Consider these young people, navigating exclusion by their peers, often unsupportive parents, online hate, and a society determined to characterise them as a threat, an enemy, unwanted. It paints a picture none of us would ever want our children or relatives to experience. So where’s the opposition?

Keir Starmer’s advisers have calculated a political path to power that does not involve young or LGBTQ+ people, despite organisations such as LGBT Labour being long-term allies of the leadership. The strategy relies on winning over socially conservative voters by avoiding combating reactionary views on gender, race, or class. But it also means the only real political opposition in England is ignoring the crisis facing LGBTQ+ youth.

Just a couple of years ago, I sat around a table in a youth group, where a young person felt safe enough to ‘come out with a cake’ to celebrate who they are with their peers and their youth workers. With the current direction of travel, even the few spaces LGBTQ+ young people do have risk coming under attack and even ceasing to exist in the near future.
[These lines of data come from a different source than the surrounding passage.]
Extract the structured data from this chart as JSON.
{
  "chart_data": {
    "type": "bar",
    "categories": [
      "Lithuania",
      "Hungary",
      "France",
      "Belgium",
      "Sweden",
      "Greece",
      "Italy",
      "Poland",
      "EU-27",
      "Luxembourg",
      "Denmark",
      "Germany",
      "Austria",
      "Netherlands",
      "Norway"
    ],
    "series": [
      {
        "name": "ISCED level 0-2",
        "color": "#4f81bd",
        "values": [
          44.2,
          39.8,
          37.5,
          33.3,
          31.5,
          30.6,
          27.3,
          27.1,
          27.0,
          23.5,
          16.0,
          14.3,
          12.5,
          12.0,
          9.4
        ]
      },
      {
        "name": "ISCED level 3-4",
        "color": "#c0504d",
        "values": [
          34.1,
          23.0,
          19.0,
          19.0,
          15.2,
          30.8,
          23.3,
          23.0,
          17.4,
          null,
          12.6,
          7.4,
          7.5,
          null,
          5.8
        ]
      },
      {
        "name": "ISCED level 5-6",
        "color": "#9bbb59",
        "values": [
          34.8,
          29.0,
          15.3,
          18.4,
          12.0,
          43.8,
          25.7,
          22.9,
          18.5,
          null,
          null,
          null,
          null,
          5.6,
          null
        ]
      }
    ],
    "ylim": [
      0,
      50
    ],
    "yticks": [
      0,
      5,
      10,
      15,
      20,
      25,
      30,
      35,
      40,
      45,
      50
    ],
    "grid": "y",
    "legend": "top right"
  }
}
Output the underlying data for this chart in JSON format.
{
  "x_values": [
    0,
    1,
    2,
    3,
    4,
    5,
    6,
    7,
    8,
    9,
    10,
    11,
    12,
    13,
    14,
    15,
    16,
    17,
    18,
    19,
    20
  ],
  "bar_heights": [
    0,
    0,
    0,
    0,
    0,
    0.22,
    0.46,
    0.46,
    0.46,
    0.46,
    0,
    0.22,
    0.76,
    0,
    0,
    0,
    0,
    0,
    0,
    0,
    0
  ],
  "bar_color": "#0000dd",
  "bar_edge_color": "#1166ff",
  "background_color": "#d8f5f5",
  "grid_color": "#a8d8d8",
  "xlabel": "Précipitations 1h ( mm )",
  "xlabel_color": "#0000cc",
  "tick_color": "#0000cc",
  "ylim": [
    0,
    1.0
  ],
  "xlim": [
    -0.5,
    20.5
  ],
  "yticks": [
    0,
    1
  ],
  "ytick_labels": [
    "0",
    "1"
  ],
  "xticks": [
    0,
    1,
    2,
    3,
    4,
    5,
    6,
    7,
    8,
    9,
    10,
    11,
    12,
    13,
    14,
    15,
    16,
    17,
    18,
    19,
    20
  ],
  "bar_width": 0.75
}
We are on the brink of losing decades of ground gained by LGBTQ+ liberation struggles.

It is time for those Labour politicians who claim we have a long and proud tradition of LGBTQ+ solidarity to face down the narrative being constructed by the far right—not to simply see this as a ‘distraction from the real issues’, but to see it for what it is: a bigoted attack on a minority group.

Our elected representatives must find a backbone. We should always refuse to capitulate to the demands of an extremist view that trans people should be marginalised from society, not just when it is politically convenient. Coming off the fence and committing to GRA reforms and access to transitional healthcare is a start. Policy pledges won’t change the climate of hate overnight, but it will send a message to transphobes that they are no longer dictating Labour policy and that trans youth that they will be protected under a Labour government.

Turning the tide on transphobia can’t be left to chance. It can’t wait. We need an urgent change of course to put an end to this ugly charade.